Thatas one particularly outstanding example of how St. Patrickas Day is now highly commercial — itas not only American brands that are leveraging it for marketing intents. And believe it or not, there are many indicators that it began with this accidental tradition of athe wearing of the green.a
When It Started to Get Commercial
Itas the Shamrocks, Again
There were several pivotal moments in the history of St. Patrickas Day that could be pointed to as the beginning of its commercialization — events like the first St. Patrickas Festival in Dublin, or the first parade in the U.S. Indeed, it seems that the commercialization did begin stateside in 1952, when Irish ambassador John Joseph Hearne delivered a box of shamrocks intended for then-President Harry Truman. Itas since become an annual tradition.
But it wasnat just the start of tradition. What used to be a symbol of Irish pride and rebellion was now being gifted to U.S. officials from Irish ones. It signaled the same attempts that Irish immigrants were trying to make when their small, localised St. Patrickas Day celebrations first began: Honoring native traditions, while also espousing the U.S. by sharing them. It was an effort to establish and strengthen apro-Western credentials with Washingtona — a city where, at the time, there was little observance of St.
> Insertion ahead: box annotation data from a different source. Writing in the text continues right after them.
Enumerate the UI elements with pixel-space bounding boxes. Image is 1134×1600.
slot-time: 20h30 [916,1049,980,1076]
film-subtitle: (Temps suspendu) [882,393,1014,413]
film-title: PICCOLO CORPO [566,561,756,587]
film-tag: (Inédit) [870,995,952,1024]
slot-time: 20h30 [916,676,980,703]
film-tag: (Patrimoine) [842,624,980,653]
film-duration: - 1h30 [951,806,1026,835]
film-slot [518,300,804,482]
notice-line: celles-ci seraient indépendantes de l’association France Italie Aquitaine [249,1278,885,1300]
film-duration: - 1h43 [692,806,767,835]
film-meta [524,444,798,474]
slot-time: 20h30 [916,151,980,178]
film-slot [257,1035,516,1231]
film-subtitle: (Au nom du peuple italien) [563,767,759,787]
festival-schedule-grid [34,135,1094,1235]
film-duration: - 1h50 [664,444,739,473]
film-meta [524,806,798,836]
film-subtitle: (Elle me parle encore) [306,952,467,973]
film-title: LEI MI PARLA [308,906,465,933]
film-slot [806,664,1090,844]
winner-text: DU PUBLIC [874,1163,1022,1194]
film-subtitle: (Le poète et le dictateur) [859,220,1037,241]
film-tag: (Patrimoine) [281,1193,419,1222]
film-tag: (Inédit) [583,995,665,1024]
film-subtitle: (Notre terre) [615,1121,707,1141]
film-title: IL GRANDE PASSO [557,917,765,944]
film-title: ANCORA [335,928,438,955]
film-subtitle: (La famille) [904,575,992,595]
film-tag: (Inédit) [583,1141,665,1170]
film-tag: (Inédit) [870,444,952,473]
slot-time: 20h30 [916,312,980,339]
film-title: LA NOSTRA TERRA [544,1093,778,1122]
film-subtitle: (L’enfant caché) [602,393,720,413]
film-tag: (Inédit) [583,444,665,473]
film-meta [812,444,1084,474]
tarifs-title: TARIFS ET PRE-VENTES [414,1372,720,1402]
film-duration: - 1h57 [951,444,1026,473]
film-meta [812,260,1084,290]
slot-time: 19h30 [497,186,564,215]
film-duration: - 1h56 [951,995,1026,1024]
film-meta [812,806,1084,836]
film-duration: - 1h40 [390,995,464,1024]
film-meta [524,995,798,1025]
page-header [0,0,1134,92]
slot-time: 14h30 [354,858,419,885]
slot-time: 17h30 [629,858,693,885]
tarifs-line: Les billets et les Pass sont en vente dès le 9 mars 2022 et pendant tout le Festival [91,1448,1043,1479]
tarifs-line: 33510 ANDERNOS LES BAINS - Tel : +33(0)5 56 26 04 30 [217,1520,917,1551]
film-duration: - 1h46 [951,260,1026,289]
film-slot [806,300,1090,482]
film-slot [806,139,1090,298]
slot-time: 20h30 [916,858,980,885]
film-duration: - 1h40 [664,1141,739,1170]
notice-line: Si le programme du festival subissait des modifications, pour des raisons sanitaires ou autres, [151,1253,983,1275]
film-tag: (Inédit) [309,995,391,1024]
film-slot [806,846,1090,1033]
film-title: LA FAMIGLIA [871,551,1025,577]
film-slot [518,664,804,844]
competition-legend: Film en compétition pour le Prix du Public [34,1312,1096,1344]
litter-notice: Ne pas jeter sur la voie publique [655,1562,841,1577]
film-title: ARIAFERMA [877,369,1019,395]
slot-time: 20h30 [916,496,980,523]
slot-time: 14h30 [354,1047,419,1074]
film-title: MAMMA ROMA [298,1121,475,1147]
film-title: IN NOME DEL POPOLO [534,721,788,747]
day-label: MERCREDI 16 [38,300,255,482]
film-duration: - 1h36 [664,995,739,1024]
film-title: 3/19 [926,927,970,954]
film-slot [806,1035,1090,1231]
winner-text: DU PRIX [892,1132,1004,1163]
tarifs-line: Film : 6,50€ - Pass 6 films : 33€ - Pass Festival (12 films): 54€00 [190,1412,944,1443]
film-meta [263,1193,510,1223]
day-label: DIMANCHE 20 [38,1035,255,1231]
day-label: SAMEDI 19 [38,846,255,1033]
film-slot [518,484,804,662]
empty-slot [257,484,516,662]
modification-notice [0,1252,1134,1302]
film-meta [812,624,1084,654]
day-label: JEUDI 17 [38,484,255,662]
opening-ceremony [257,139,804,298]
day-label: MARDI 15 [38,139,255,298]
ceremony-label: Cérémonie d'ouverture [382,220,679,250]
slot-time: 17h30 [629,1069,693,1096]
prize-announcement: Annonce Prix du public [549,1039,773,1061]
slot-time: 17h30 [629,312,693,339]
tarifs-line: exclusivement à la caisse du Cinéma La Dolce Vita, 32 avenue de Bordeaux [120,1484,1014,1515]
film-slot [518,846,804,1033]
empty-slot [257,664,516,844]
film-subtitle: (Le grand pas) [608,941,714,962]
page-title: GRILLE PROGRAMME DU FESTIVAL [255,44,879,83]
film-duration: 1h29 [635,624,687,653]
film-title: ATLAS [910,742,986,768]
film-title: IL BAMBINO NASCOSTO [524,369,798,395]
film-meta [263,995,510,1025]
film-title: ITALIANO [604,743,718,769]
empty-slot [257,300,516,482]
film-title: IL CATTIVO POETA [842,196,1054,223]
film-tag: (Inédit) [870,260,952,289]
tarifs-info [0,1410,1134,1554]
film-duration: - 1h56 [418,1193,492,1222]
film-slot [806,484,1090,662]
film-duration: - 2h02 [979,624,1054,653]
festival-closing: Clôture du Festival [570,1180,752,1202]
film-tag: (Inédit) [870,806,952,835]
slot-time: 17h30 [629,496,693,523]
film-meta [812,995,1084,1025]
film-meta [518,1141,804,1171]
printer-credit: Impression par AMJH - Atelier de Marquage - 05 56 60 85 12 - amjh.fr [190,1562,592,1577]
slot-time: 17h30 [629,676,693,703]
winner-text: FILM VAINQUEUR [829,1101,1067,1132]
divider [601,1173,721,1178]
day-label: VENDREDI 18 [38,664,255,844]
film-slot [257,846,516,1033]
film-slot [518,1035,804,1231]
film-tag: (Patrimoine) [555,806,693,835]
Patrickas Day — said Michael Kennedy, executive editor of Documents on Irish Foreign Policy in an interview with CNN.
In a way, it could be said that Americans espoused this Irish tradition in return — but not without putting its own commercial spin on things. The same year as that unintentionally monumental shamrock delivery, Pan American Airline promoted its first direct flight from Shannon, Ireland to New York by flying 100,000 native shamrocks to be handed out to those marching in the New York parade.
In other words, at that point, the shamrock had built its way to the U.S ., and businesses and consumers alike couldnat get enough of it. “The marketing of ‘real’ shamrock was…part of the commercialization of St. Patrick’s Day, ” writes Cronin in his volume The Wearing of the Green . “More frequently, the image or symbol of the shamrock was hired artistically — adorning keepsakes, advertisings, adornments, greeting cards and clothing.”
Most of all, the celebration of St. Patrickas Day in the U.S. now extended far beyond the Irish-American population. With the shamrockas permeation into popular culture , non-Irish someones also began to take part in the holidayas observance, accommodating it as their own until it got to where it is today — green rivers, green brew, and a lot of shiny green accessories. As we said, and as is often claimed: aEveryone is Irish on St. Patrick’s Day.a
Today’s St. Patrick’s Day Celebration
So, what are your plans for St. Patrickas Day? Does it involve any of the aforementioned revelry and/ or accompanying green adornments? Will you be feasting on corned beef and cabbage — a dish largely unconsumed in Ireland? Now you know how we got here.
Itas been quite a few years since Iave donned my own glittery, shamrock-shaped earrings, or worn beads a tint of metallic green while partaking in a March 17 th tavern crawl. But now Iam aware that none of this has to do with the person for whom the holiday is named: Saint Patrick. And as a marketer, I canat be too angry about it — after all, many holidays in the U.S. have evolved in a similarly commercial style. Just last month, we discussed how that took place with Valentineas Day, which was also originally established in observance of a saint.
But we will ask that, as you go forth and eat a green milkshake today, to at least be aware of the history that made it possible. Erin Go Bragh — and as the saying runs, may you have a world of hopes at your command.